Iceland Foods is calling on the Government to urgently change the law around sales of infant formula.

The supermarket chain is urging the Government to overturn current regulations which prohibit retailers from telling customers about savings on infant formula or allow customers to buy the products with loyalty points, store cards or food bank vouchers.

It is also calling for a review of Healthy Start vouchers, set at £8.50 per week, which have not increased in value since April 2021 but currently do not cover the cost of even the cheapest formula after recent price increases.

Promotions for baby formula for use from birth up to six months are banned in the UK, to ensure they do not discourage breastfeeding.

It follows Iceland defying the regulations last week to make customers aware it was cutting the price of formula milk by more than 20%.

Research conducted by Iceland suggests that 86% of parents with a baby under one are concerned about the rising cost of infant formula.

Iceland Foods executive chairman Richard Walker said: “The benefits of breastfeeding versus using infant formula aren’t up for debate: this is about supporting the choices of UK parents as they navigate the cost-of-living crisis.

“We want the law to change so that retailers can help families feed their children.
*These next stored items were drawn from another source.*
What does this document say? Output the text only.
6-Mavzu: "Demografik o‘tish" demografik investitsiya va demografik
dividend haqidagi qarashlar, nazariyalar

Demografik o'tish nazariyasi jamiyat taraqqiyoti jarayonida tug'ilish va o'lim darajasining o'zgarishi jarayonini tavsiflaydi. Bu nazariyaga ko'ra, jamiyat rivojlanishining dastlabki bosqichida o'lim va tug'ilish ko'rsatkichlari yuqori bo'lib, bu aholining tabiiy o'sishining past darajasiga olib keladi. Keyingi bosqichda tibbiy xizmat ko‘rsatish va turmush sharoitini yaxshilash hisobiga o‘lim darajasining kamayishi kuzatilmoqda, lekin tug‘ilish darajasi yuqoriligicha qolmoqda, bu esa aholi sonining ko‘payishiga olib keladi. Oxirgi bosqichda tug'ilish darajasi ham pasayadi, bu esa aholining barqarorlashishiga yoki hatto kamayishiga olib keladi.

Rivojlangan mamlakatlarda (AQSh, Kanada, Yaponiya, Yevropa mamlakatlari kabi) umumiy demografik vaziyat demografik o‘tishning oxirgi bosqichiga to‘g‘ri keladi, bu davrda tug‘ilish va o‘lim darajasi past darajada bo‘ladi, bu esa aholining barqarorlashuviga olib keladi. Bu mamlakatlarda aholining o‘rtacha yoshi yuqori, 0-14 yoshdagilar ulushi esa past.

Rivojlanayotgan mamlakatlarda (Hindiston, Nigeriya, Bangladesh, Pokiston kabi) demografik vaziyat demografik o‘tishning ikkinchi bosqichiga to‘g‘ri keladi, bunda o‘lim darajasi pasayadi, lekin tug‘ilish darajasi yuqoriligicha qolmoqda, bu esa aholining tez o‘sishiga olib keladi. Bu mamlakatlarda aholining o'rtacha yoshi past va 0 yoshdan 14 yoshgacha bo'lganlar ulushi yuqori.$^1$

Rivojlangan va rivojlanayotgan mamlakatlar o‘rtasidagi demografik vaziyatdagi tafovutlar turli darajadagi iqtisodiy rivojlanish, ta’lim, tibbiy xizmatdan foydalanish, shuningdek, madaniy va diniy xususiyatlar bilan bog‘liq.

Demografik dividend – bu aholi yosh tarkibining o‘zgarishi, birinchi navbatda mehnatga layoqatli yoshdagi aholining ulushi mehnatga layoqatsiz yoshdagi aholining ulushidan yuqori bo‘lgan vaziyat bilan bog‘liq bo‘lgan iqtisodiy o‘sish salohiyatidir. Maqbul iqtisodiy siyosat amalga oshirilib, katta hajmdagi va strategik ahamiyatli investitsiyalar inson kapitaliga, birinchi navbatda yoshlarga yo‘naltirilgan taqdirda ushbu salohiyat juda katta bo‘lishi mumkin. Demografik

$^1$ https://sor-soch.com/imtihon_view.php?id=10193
At Iceland we’ve already cut prices on formula, and by promoting this have defied regulations and attracted complaints.

“The Government needs to show it is doing all it can to help people in the UK, and support retailers like us so that we can do our part without reprisals.”

Iceland’s move comes as the Advertising Standards Authority (ASA) found that online adverts for Boots for four infant formula products broke rules designed to protect breastfeeding.

The ASA made the ruling in response to a complaint that the health and beauty retailer’s infant formula products had been advertised on Google.

Boots apologised for the adverts, saying that they had appeared on search engines in error.